Aug. 1, 2002 A new high-strength aluminum-silicon alloy developed at NASA's Marshall Space Flight Center, Huntsville, Ala., promises to lower engine emissions and could improve gas mileage in cars, boats and recreational vehicles. The new alloy, co-invented by Jonathan Lee, a NASA structural materials engineer, was originally developed for the automotive industry.
Although most Americans associate NASA with space flight, one of the space agency's missions is to share its cutting-edge technologies with U.S. industry. "Partnerships with U.S industries are the main way NASA transfers these technologies to the public," explains Vernotto McMillan, deputy manager of Marshall's Technology Transfer Department.
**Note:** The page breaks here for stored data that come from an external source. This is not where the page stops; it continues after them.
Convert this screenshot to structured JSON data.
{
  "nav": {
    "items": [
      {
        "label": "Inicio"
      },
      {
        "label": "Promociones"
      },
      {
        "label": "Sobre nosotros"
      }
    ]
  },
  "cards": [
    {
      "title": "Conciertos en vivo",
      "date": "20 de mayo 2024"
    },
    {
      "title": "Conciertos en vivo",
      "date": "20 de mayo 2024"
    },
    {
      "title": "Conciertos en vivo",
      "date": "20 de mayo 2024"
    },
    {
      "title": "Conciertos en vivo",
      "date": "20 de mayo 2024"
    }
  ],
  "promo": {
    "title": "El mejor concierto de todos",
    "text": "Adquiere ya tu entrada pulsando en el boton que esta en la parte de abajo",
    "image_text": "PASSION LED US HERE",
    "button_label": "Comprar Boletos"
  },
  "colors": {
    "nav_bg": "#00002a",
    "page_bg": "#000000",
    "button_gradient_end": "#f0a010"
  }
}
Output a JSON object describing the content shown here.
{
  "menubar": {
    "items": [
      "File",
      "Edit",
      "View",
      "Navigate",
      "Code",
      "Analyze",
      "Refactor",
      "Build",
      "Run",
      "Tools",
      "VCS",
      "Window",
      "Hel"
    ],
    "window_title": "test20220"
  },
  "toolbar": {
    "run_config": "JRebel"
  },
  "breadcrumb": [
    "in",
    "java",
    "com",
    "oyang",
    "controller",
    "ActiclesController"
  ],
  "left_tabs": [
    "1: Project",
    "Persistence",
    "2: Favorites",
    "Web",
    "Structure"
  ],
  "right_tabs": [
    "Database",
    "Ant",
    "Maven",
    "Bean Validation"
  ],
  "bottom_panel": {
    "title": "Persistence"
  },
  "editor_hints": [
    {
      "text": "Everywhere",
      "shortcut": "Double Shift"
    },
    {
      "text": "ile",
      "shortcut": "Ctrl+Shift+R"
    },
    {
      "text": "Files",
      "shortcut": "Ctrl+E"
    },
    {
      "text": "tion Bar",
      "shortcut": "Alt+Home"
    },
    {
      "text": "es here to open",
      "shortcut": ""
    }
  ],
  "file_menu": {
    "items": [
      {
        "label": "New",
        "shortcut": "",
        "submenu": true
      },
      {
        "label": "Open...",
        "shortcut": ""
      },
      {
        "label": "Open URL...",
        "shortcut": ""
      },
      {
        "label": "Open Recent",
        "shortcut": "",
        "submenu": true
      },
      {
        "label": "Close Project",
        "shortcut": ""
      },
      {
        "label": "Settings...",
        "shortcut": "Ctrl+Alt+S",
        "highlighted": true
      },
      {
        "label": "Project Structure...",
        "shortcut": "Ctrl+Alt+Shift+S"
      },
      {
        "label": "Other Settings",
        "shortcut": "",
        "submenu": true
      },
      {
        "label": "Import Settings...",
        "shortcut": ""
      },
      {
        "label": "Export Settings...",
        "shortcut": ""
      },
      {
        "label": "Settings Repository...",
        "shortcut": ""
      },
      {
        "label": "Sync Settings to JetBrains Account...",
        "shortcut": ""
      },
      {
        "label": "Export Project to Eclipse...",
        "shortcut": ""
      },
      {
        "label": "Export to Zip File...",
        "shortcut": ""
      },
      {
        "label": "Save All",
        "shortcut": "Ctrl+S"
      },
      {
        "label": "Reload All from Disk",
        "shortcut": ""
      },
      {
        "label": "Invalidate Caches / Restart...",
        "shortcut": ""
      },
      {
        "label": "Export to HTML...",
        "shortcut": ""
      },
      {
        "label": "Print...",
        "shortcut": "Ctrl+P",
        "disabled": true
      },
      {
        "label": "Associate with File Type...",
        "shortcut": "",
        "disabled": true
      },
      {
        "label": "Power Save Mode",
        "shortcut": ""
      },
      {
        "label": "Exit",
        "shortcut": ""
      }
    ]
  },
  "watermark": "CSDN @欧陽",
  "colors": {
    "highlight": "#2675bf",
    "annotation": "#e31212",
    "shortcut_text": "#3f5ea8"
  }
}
Lee and co-inventor PoShou Chen, a scientist with Morgan Research Corp., began work on the new alloy seven years ago when a major automobile manufacturer approached NASA about developing a strong and low-cost aluminum alloy for use in a piston redesign that would lower engine emissions.
Lee and Chen came up with MSFC-398, a wear-resistant alloy that exhibits dramatic strength at temperatures as high as 500 to 700 degrees Fahrenheit. In fact, when tested at 600 degrees Fahrenheit, it is three to four times stronger than conventional cast aluminum alloys. The new metal also can be produced at a projected cost of less than $1 per pound.
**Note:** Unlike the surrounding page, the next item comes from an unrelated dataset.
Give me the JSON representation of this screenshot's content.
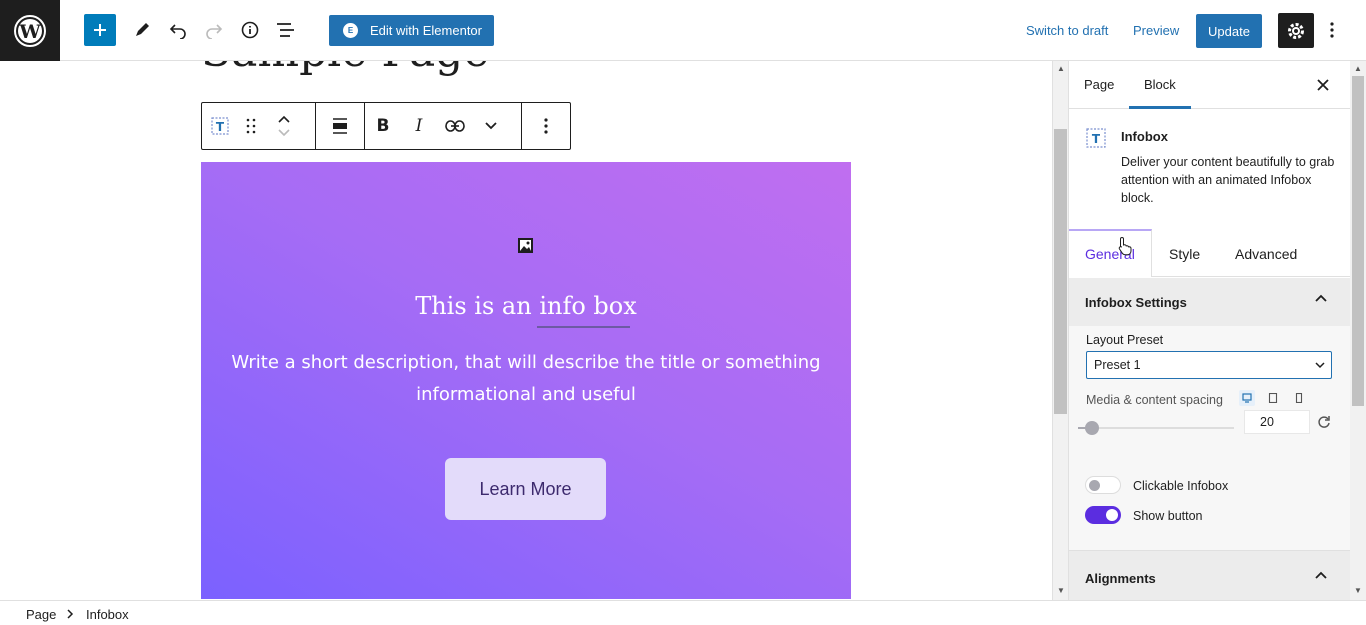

NASA High-Strength Alloy can be poured as a molten metal into conventional steel molds or die-casting molds to create specially shaped parts -- a cost-saving advantage over machining of parts.
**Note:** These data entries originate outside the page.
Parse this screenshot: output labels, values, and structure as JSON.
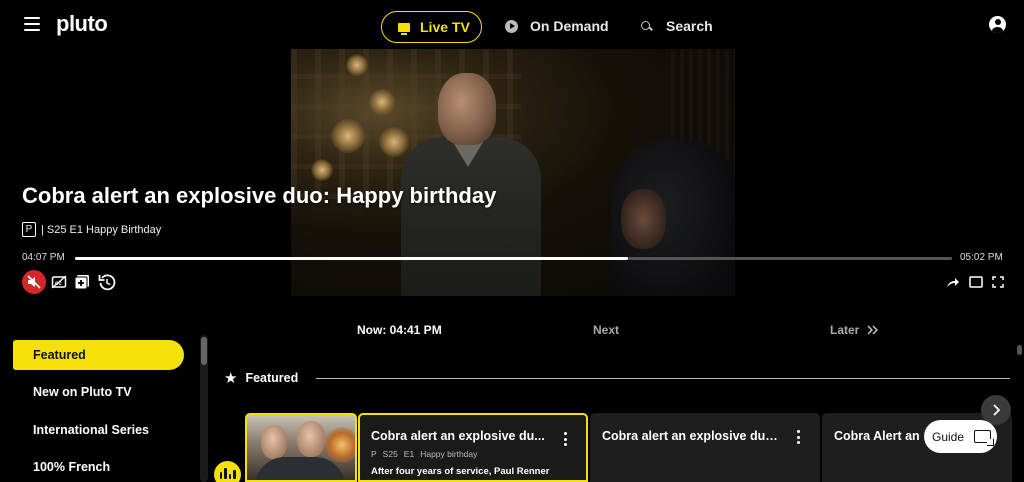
{
  "nav": {
    "logo": "pluto",
    "live_tv": "Live TV",
    "on_demand": "On Demand",
    "search": "Search"
  },
  "player": {
    "title": "Cobra alert an explosive duo: Happy birthday",
    "rating": "P",
    "episode_info": "| S25 E1 Happy Birthday",
    "start_time": "04:07 PM",
    "end_time": "05:02 PM",
    "progress": 0.63
  },
  "schedule": {
    "now": "Now: 04:41 PM",
    "next": "Next",
    "later": "Later"
  },
  "sidebar": {
    "items": [
      {
        "label": "Featured",
        "active": true
      },
      {
        "label": "New on Pluto TV"
      },
      {
        "label": "International Series"
      },
      {
        "label": "100% French"
      }
    ]
  },
  "featured": {
    "header": "Featured",
    "cards": [
      {
        "title": "Cobra alert an explosive du...",
        "rating": "P",
        "season": "S25",
        "episode": "E1",
        "episode_title": "Happy birthday",
        "description": "After four years of service, Paul Renner"
      },
      {
        "title": "Cobra alert an explosive duo..."
      },
      {
        "title": "Cobra Alert an"
      }
    ]
  },
  "guide_button": "Guide",
  "colors": {
    "accent": "#f5e10a",
    "mute_red": "#d6262b"
  }
}
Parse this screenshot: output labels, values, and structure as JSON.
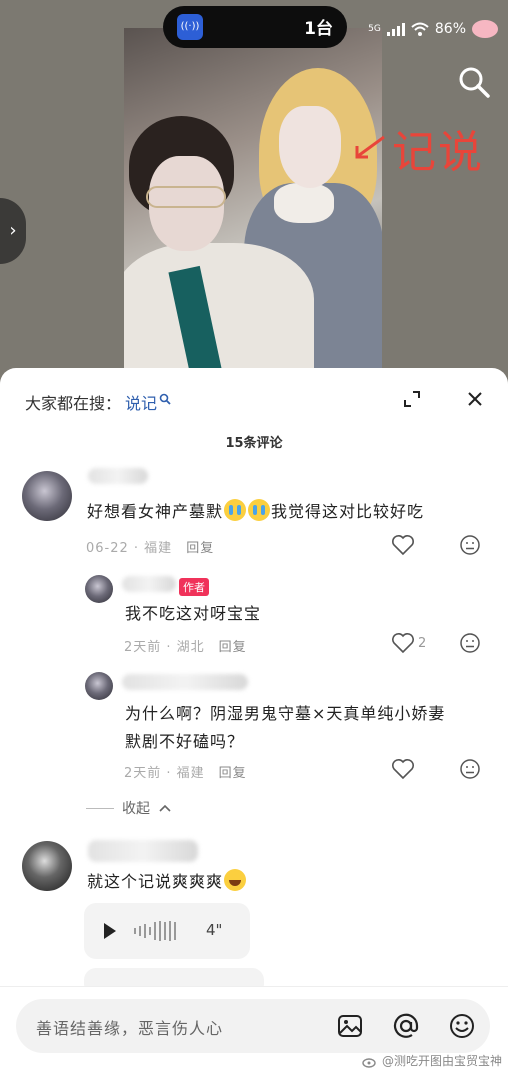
{
  "status_bar": {
    "cast_badge": "((·))",
    "cast_count": "1台",
    "network": "5G",
    "battery": "86%"
  },
  "video": {
    "annotation": "记说",
    "side_arrow": "›"
  },
  "sheet": {
    "trending_prefix": "大家都在搜：",
    "trending_keyword": "说记",
    "comment_count": "15条评论",
    "comments": [
      {
        "text_a": "好想看女神产墓默",
        "text_b": "我觉得这对比较好吃",
        "date": "06-22 · 福建",
        "reply": "回复"
      },
      {
        "badge": "作者",
        "text": "我不吃这对呀宝宝",
        "date": "2天前 · 湖北",
        "reply": "回复",
        "likes": "2"
      },
      {
        "text_line1": "为什么啊？阴湿男鬼守墓×天真单纯小娇妻",
        "text_line2": "默剧不好磕吗？",
        "date": "2天前 · 福建",
        "reply": "回复"
      },
      {
        "text": "就这个记说爽爽爽",
        "voice_duration": "4\""
      }
    ],
    "collapse_label": "收起"
  },
  "input_bar": {
    "placeholder": "善语结善缘，恶言伤人心"
  },
  "watermark": "@测吃开图由宝贸宝神"
}
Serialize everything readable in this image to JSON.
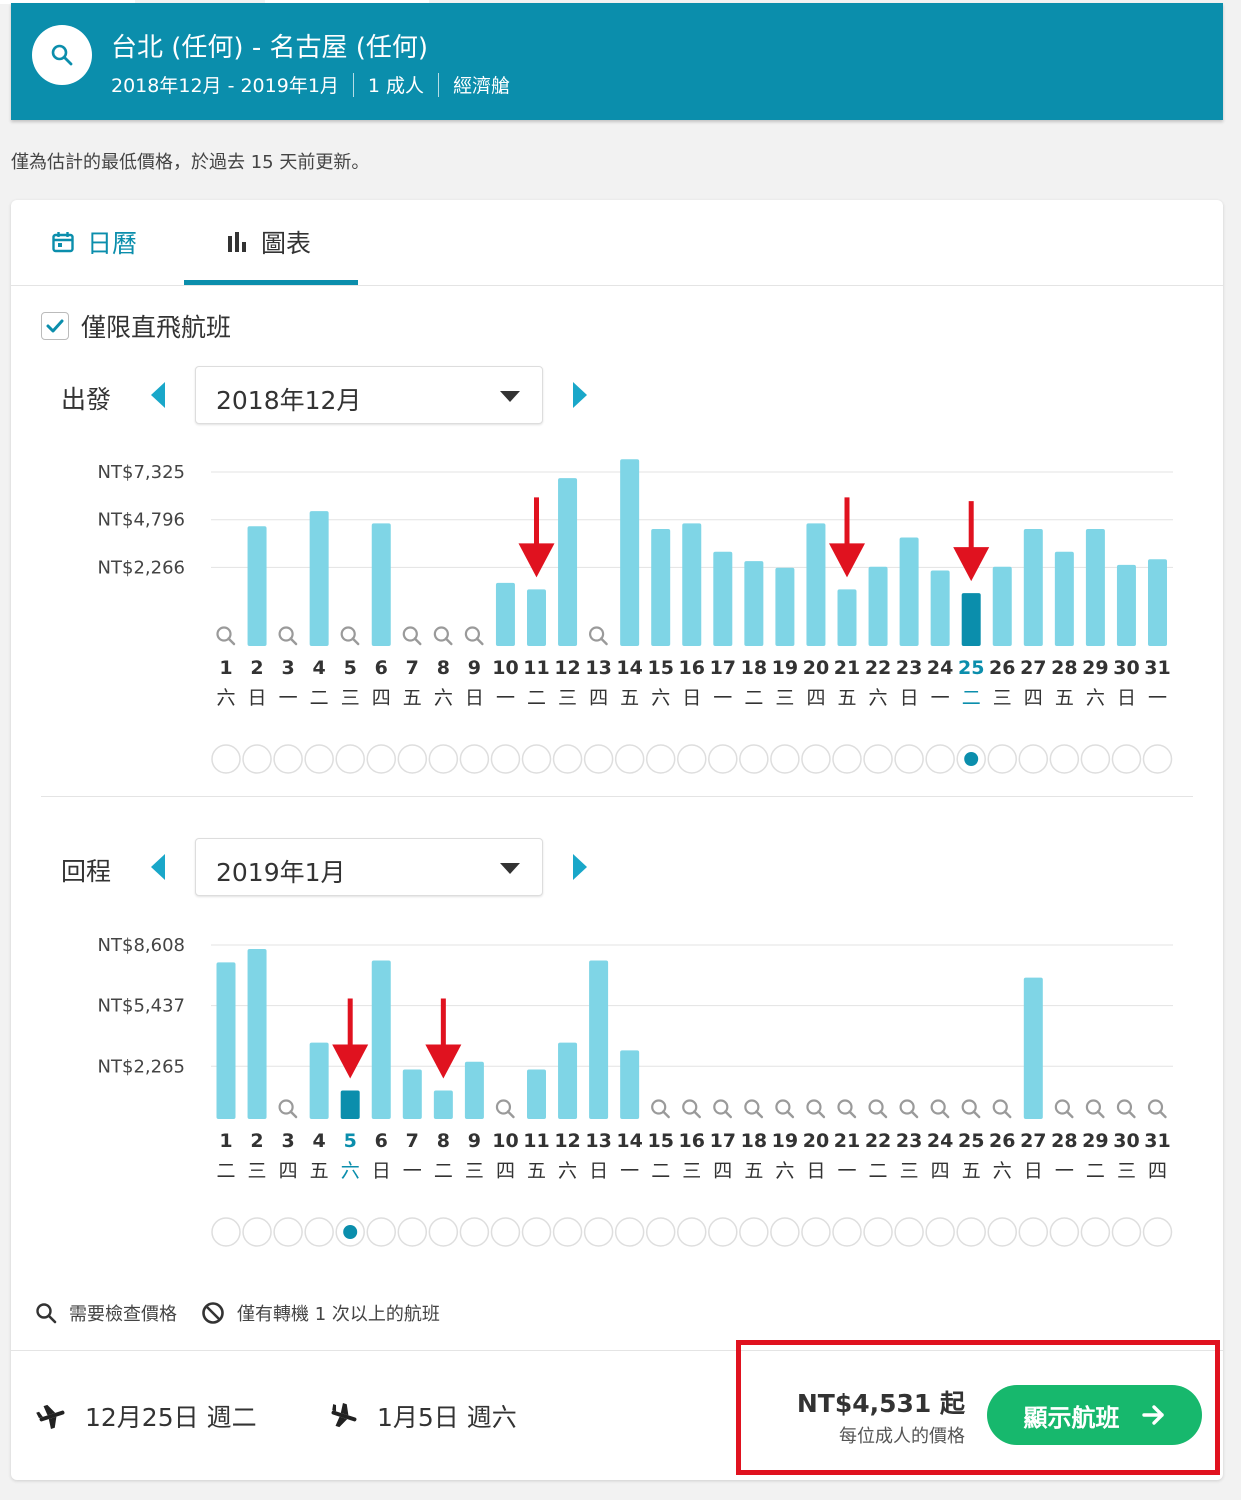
{
  "header": {
    "route": "台北 (任何) - 名古屋 (任何)",
    "dates": "2018年12月 - 2019年1月",
    "passengers": "1 成人",
    "cabin": "經濟艙",
    "color": "#0b8eac"
  },
  "notice": "僅為估計的最低價格，於過去 15 天前更新。",
  "tabs": [
    {
      "label": "日曆",
      "icon": "calendar-icon",
      "active": false
    },
    {
      "label": "圖表",
      "icon": "bar-chart-icon",
      "active": true
    }
  ],
  "direct_only": {
    "label": "僅限直飛航班",
    "checked": true
  },
  "outbound": {
    "label": "出發",
    "month": "2018年12月"
  },
  "return": {
    "label": "回程",
    "month": "2019年1月"
  },
  "chart_data": [
    {
      "type": "bar",
      "name": "outbound",
      "x": [
        1,
        2,
        3,
        4,
        5,
        6,
        7,
        8,
        9,
        10,
        11,
        12,
        13,
        14,
        15,
        16,
        17,
        18,
        19,
        20,
        21,
        22,
        23,
        24,
        25,
        26,
        27,
        28,
        29,
        30,
        31
      ],
      "weekdays": [
        "六",
        "日",
        "一",
        "二",
        "三",
        "四",
        "五",
        "六",
        "日",
        "一",
        "二",
        "三",
        "四",
        "五",
        "六",
        "日",
        "一",
        "二",
        "三",
        "四",
        "五",
        "六",
        "日",
        "一",
        "二",
        "三",
        "四",
        "五",
        "六",
        "日",
        "一"
      ],
      "values": [
        null,
        4450,
        null,
        5250,
        null,
        4600,
        null,
        null,
        null,
        1450,
        1100,
        7000,
        null,
        8000,
        4300,
        4600,
        3100,
        2600,
        2250,
        4600,
        1100,
        2300,
        3850,
        2100,
        900,
        2300,
        4300,
        3100,
        4300,
        2400,
        2700
      ],
      "yticks": [
        {
          "value": 2266,
          "label": "NT$2,266"
        },
        {
          "value": 4796,
          "label": "NT$4,796"
        },
        {
          "value": 7325,
          "label": "NT$7,325"
        }
      ],
      "ylim": [
        -1900,
        7325
      ],
      "selected_day": 25,
      "marked_days": [
        11,
        21,
        25
      ],
      "bar_color": "#7fd5e6",
      "selected_color": "#0b8eac",
      "marker_color": "#e0121f"
    },
    {
      "type": "bar",
      "name": "return",
      "x": [
        1,
        2,
        3,
        4,
        5,
        6,
        7,
        8,
        9,
        10,
        11,
        12,
        13,
        14,
        15,
        16,
        17,
        18,
        19,
        20,
        21,
        22,
        23,
        24,
        25,
        26,
        27,
        28,
        29,
        30,
        31
      ],
      "weekdays": [
        "二",
        "三",
        "四",
        "五",
        "六",
        "日",
        "一",
        "二",
        "三",
        "四",
        "五",
        "六",
        "日",
        "一",
        "二",
        "三",
        "四",
        "五",
        "六",
        "日",
        "一",
        "二",
        "三",
        "四",
        "五",
        "六",
        "日",
        "一",
        "二",
        "三",
        "四"
      ],
      "values": [
        7700,
        8400,
        null,
        3500,
        1000,
        7800,
        2100,
        1000,
        2500,
        null,
        2100,
        3500,
        7800,
        3100,
        null,
        null,
        null,
        null,
        null,
        null,
        null,
        null,
        null,
        null,
        null,
        null,
        6900,
        null,
        null,
        null,
        null
      ],
      "yticks": [
        {
          "value": 2265,
          "label": "NT$2,265"
        },
        {
          "value": 5437,
          "label": "NT$5,437"
        },
        {
          "value": 8608,
          "label": "NT$8,608"
        }
      ],
      "ylim": [
        -491,
        8608
      ],
      "selected_day": 5,
      "marked_days": [
        5,
        8
      ],
      "bar_color": "#7fd5e6",
      "selected_color": "#0b8eac",
      "marker_color": "#e0121f"
    }
  ],
  "legend": [
    {
      "icon": "search-icon",
      "label": "需要檢查價格"
    },
    {
      "icon": "no-entry-icon",
      "label": "僅有轉機 1 次以上的航班"
    }
  ],
  "footer": {
    "depart": "12月25日 週二",
    "return": "1月5日 週六",
    "price": "NT$4,531 起",
    "price_note": "每位成人的價格",
    "cta": "顯示航班",
    "cta_color": "#17b86d",
    "highlight_color": "#e0121f"
  }
}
"The new alloy is ideal for high-temperature cast components used in engines such as pistons, connecting rods, actuators, brake calipers and rotors," said Lee. This makes NASA High- Strength Alloy a good choice for high-temperature applications in the automotive, aerospace, marine and recreational vehicle industries.
"Increasingly stringent exhaust-emission regulations for internal combustion engines have forced piston designers into a redesign to lower emissions," said Lee. "The current modification is to reduce the piston's crevice volume -- the air gap between the piston wall and the cylinder bore -- by moving the top piston ring closer to the top of the piston crown."
Such a modification promises to be a key to reaching the goal of making today's high-performance gasoline and diesel engines meet tougher exhaust standards.
To accomplish this, engine makers needed a strong, low-cost alloy that would allow them to make the piston-crown depth thinner -- yet still curb piston failure caused by high work and heat loads.
"NASA High-Strength Alloy offers greater wear resistance and surface hardness which enables manufacturers to use less material, thus reducing the part's weight and cost and improving gas mileage, engine performance and engine durability," said Lee.
Two U.S. patents have been awarded with other domestic patents pending. An international patent is pending for the technology as well, said Sammy Nabors, the commercialization lead in the Marshall Technology Transfer Department. Through NASA's Technology Transfer program, non-exclusive licenses to develop new products from the improved alloy have been awarded to Advanced Materials Technology Inc., Manitowoc, Wis.; Swan Metal Composites Inc., Woodinville, Wash.; and Eck Industries, Manitowoc, Wis.
NASA is continuing to seek U.S. industries as partners to further transfer this technology to the public and private sector.